With regard to the present system, the delayed branch affords a way to prevent the usual loss of time attendant pipeline breaks and to enable use of what is already in the pipeline. It significantly improves the performance of branch instructions, the occurrence of which are very common (typically more than fourteen percent). Time losses, traditionally attendant pipeline breaks, are avoided by accommodating effective programming of the system.
In general, the present invention involves a system (apparatus and process) involving variable delay branch operation which accommodates programming of both conditional and unconditional branch operations as for use in a pipeline computer to avoid the loss of time.

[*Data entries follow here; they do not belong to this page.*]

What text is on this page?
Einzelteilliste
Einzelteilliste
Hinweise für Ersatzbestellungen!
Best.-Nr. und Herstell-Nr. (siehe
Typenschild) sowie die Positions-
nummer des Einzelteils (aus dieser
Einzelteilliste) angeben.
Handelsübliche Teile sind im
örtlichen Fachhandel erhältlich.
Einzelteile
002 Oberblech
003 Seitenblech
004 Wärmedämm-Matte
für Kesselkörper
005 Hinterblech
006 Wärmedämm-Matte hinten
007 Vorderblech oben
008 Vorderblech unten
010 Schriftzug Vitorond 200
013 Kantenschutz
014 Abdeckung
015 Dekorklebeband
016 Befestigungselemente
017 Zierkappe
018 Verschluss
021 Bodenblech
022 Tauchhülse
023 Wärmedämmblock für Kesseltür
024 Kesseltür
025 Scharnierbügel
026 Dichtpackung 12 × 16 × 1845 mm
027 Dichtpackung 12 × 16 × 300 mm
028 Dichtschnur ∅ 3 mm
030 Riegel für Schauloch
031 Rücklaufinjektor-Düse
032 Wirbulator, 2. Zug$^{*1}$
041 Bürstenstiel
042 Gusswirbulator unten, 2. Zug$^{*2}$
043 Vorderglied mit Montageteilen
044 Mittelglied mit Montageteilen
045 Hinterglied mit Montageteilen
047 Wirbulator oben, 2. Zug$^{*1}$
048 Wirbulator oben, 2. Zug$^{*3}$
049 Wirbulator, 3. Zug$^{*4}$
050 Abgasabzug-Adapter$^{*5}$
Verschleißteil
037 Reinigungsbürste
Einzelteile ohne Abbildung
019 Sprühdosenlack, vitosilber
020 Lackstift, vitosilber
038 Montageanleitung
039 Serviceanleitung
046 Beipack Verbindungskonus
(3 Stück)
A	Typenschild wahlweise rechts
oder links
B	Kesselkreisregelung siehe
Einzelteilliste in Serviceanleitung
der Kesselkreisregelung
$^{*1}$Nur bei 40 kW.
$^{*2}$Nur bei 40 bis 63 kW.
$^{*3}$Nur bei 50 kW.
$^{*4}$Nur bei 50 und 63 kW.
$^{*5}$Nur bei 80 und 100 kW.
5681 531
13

As programmed instructions are provided for execution, the system implements steps to accommodate a branch command, followed by a split command to indicate the time for the jump. In the disclosed embodiment, the split command comprises a bit in an instruction to command the execution of a branch. That is, a jump is not executed immediately after a branch command but rather is delayed by a variable number of program instructions pending a split command in the form of a split bit. The variable number is under the control of the programmer, enabling considerable flexibility and time saving. However, as disclosed herein, the delay must be at least one cycle. The branch command does not indicate the imposed delay, but rather the system affords flexibility. If no delay is desired, the branch command can be followed by a no-operation instruction containing a split bit.
When a control instruction specifies a conditional branch, the results of subsequent processing are tested until the condition codes are ready and a split bit occurs (in either order). If the condition is not met, the system does not jump but rather resumes execution of the current sequence in the program counter.
In summary, following a branch command, the system affords a variable delay during which branch or target instructions are fetched enabling a prompt jump as on the occurrence of a split bit. By setting up the sequence of target instructions for a branch command, accommodating variable delay and accommodating conditional branches, the system of the present invention enables a substantial saving of time and flexibility in the operation of a pipeline computer. As explained in detail below, the saving of time results because with a branch, the currently operating units continue to function while the target instructions are fetched and loaded. Also, in the case of a conditional branch, condition codes are developed concurrently with useful operation. Of course, the effectiveness of the system is somewhat dependent on the extent of its utilization by an instant operating program.